The duo of deejay Tanto Metro and singer Devonte are known for hits such as Everyone Falls in Love , Give It To Her , and Say Wooee .
Shaggy also said he also asked Notch from the Born Jamericans and even No Letting Go artist Wayne Wonder to voice the now mega platinum-selling track, more than 20 years ago.
“I believed in it that much, that I was trying to give it to somebody. It ended up coming right back to me when [director of the record label A&R] Hans [Haedelt] [heard it] and said, ‘Hey, I think this is a hit.’ And I’m like, ‘Man, this is what we’ve been trying to tell him,” he noted.
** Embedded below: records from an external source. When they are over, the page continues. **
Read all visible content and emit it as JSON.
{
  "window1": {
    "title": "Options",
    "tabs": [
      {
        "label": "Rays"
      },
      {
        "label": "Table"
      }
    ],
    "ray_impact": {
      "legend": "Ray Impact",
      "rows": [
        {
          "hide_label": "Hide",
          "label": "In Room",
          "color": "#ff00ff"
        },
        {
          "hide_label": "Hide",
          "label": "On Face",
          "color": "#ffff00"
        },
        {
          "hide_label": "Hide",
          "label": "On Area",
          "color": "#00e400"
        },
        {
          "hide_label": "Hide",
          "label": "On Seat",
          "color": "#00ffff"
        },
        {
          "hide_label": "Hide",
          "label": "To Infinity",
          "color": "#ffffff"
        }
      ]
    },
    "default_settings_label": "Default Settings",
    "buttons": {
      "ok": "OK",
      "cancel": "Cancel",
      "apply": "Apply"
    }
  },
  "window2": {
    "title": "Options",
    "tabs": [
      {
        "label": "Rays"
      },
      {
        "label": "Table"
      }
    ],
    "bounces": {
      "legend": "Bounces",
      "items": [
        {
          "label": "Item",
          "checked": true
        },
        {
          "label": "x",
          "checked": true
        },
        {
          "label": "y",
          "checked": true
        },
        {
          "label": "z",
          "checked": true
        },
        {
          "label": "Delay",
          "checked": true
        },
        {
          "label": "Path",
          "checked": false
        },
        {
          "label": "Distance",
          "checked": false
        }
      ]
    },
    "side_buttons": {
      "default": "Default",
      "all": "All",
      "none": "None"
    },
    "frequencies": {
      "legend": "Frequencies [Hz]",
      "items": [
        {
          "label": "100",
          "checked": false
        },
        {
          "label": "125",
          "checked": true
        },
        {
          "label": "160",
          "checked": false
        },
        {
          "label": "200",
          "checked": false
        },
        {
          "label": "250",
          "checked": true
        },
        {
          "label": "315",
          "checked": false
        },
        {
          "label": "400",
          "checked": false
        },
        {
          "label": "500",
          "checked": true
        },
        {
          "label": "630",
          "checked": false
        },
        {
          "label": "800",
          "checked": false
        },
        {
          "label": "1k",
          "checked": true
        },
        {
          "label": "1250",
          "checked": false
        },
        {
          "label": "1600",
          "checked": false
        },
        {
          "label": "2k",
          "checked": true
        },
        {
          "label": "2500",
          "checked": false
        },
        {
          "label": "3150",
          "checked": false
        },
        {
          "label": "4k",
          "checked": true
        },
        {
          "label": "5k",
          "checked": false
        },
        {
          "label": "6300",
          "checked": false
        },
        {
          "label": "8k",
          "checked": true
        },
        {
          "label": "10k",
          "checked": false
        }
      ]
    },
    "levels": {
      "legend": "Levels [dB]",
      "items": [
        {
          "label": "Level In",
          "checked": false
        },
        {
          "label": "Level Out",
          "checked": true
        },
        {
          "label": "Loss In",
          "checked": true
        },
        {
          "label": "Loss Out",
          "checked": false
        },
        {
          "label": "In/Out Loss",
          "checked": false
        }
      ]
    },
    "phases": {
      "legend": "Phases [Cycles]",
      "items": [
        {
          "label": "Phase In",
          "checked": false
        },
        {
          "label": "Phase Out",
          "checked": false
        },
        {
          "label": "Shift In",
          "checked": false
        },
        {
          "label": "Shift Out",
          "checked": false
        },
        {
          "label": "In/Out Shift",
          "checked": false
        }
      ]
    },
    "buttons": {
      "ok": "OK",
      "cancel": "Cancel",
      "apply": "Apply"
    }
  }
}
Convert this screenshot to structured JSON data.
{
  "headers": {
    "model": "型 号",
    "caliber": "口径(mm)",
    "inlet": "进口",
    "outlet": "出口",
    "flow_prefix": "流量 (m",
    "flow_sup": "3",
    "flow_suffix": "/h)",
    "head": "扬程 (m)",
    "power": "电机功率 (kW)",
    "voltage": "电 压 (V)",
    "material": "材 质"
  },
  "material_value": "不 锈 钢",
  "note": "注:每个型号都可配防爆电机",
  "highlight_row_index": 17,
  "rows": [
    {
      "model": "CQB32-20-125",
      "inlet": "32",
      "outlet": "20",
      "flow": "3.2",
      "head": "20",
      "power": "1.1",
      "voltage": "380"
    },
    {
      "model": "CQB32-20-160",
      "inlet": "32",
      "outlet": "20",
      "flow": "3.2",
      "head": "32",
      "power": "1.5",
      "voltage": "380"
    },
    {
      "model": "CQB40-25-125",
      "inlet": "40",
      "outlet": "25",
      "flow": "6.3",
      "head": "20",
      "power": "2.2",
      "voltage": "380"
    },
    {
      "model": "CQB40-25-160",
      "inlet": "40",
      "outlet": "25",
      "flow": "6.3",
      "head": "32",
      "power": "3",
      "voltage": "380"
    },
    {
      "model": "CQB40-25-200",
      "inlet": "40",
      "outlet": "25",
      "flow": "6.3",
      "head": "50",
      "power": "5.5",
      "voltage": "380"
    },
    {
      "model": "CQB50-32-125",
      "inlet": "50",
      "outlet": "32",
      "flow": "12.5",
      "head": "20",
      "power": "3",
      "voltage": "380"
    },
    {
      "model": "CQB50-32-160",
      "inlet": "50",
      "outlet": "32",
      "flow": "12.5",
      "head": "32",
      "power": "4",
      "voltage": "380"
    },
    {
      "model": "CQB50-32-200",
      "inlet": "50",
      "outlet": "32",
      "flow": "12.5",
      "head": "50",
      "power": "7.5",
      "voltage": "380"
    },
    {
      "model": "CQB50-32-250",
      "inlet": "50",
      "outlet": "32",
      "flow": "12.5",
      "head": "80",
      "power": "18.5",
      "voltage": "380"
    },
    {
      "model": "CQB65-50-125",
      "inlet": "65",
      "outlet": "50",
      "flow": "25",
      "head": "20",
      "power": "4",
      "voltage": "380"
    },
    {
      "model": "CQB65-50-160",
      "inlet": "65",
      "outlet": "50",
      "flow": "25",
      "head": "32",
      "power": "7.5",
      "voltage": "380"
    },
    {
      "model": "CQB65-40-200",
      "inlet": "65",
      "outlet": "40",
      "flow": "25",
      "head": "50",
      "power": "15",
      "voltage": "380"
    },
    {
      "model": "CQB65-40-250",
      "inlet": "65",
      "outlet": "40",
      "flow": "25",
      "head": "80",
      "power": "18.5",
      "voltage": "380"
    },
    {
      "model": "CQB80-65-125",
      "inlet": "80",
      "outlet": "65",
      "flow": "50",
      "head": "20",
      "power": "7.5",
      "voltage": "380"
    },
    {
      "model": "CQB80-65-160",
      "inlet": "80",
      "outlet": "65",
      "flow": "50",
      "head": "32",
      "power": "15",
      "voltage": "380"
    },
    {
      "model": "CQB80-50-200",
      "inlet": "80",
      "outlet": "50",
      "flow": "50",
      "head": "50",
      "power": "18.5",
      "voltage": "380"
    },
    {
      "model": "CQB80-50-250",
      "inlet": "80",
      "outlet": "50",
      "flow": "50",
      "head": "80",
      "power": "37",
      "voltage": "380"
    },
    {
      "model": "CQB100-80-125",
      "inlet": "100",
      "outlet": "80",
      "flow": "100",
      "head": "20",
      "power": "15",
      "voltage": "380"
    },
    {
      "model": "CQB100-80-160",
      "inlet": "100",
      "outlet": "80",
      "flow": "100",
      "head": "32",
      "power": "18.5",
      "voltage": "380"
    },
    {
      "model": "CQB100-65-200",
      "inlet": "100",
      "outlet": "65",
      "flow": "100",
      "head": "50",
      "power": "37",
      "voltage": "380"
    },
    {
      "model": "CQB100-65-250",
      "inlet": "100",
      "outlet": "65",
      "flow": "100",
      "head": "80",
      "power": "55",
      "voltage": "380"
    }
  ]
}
Last year’s VICE documentary noted that when Shaggy recorded his Hot Shot album, which contained It Wasn’t Me and Angel , the label dismissed it as a throw-away album with “no hits.”
It was Hans Haedelt, a former MCA Records senior director, who accidentally heard the demo tape, and declared that the song would be a hit. And, although Shaggy’s then-manager Robert Livingston, had ordered it pulled from the album as he disliked it, Hans recommended that the three men complete the song and add it to the list.
“It Wasn’t Me wasn’t even released as a single,” VICE said. “But a series of happy accidents, some illegal downloading, and sheer determination, propelled ‘It Wasn’t Me’ to become one of the first viral crossover hits.”
Executives at MCA Records had come in for a barrage of criticisms, in the documentary, for not being able to recognize a hit song. According to Hans “when the label heard the finished proposed album, the senior executives thought the album was a pile a junk; there was not a song on there that they could release to radio; and I should be thankful that I still had a job”.
“Nobody at MCA records lifted a finger – until it became unstoppable,” he stated.
As fate was to have it, a radio disc jockey, Pablo Sato from Hawaii, snatched an online copy of the album from Napster, after his request for a copy was declined by MCA. It was then that the track skyrocketed to global popularity, as radio stations all over the US bombarded the airwaves with the song.
The album began amassing sales of 500,000 hard copies weekly, and it topped the charts in every country in which it was available for sale. Dancehall history was made.